ベトナムのデータセンター市場拡大と投資動向展
ベトナム国内のデータセンター市場は急速に成長しており、Saigon Asset Management(SAM)は1.5億ドルを投じてビンズオン省に150MW規模のデータセンターを建設する計画を発表した。この動きは、ベトナム政府が施行したデータ保護法(Nghị định 53/2022/NĐ-CP)により、外国企業も含めデータをベトナム国内に保管することが求められることに対応するものとなっている。

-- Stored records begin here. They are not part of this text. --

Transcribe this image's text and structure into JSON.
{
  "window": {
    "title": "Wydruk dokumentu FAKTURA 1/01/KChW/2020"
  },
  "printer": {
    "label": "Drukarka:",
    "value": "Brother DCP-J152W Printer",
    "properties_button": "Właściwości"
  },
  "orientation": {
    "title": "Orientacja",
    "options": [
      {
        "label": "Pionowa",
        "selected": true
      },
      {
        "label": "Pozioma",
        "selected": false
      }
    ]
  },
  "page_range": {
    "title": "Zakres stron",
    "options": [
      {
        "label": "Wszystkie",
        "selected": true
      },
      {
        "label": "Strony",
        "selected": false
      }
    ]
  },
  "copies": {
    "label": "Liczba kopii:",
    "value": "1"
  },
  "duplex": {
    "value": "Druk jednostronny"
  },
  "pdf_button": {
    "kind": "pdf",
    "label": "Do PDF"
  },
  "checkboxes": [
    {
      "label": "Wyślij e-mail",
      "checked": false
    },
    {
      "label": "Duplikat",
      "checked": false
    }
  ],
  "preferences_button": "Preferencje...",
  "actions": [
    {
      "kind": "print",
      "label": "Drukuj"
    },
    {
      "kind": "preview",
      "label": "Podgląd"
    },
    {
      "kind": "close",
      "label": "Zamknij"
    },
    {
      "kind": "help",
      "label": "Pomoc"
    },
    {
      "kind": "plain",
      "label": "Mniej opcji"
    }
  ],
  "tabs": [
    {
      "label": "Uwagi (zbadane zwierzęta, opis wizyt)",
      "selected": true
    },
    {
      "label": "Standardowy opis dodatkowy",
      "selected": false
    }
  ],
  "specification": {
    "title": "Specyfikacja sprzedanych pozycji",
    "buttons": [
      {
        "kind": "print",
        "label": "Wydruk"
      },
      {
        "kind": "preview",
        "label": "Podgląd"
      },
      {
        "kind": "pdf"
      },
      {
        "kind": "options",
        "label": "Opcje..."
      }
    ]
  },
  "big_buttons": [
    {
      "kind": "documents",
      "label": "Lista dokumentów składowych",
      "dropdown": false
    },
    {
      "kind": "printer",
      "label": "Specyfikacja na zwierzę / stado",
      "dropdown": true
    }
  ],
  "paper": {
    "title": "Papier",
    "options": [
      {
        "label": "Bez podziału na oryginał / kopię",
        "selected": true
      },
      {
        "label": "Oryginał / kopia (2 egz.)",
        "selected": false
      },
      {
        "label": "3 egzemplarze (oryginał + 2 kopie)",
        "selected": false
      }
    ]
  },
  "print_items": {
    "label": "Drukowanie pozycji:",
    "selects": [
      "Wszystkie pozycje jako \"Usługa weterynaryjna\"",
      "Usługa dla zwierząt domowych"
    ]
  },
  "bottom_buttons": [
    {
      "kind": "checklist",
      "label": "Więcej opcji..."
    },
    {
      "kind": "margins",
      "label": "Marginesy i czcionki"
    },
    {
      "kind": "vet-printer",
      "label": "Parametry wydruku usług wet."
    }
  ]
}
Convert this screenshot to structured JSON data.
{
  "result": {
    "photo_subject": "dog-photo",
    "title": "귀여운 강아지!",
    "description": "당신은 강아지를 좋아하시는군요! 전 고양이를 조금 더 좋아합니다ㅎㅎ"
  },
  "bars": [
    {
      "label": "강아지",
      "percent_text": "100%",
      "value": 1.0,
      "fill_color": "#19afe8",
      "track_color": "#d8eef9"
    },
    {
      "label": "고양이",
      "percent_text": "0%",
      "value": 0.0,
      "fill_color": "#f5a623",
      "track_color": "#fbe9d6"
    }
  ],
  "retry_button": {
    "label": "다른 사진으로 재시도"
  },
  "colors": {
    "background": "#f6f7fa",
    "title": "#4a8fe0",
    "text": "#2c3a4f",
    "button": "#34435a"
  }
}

このプロジェクトは、ベトナム南部の主要な工業地帯であるビンズオン省に位置するベトナム・シンガポール工業団地(VSIP)と提携して行われる。現在、SAMは地元当局と連携し、電力の安定供給や再生可能エネルギーの導入に向けた調整を進めている。ベトナム政府もエネルギー転換を推進しており、2030年までに再生可能エネルギーの比率を50%に引き上げる計画を掲げている。
現在、ベトナム国内には約200MWのデータセンターが稼働しており、今後数年間でさらに200MWの施設が追加されると予測されている。データセンターの需要増加は、ベトナム企業のみならず海外企業の進出にも影響を与えており、コスト競争力の高いベトナム市場は、シンガポールやマレーシア、インドネシアと並ぶ東南アジアのデータセンター拠点として注目を集めている。
ベトナム国内ではFPT、Viettel、VNGなどの大手ベトナム企業がデータセンター事業を展開しているほか、中国企業のHuaweiも市場参入を模索している。一方で、建設許可や運用規制の整備が依然として課題となっており、ベトナム情報通信省、ベトナム商工省、および地方政府が調整を進める必要がある。
ベトナム政府がデータ保護法を施行したことで、ベトナム国内のデータセンター市場はさらなる成長が見込まれている。この分野の発展は、ベトナムのデジタル経済の基盤を強化し、技術革新を促進する重要な要素となる。SAMのデータセンター建設は、この成長を加速させる戦略的な投資と位置付けられており、ベトナム国内のIT産業の発展に貢献することが期待されている。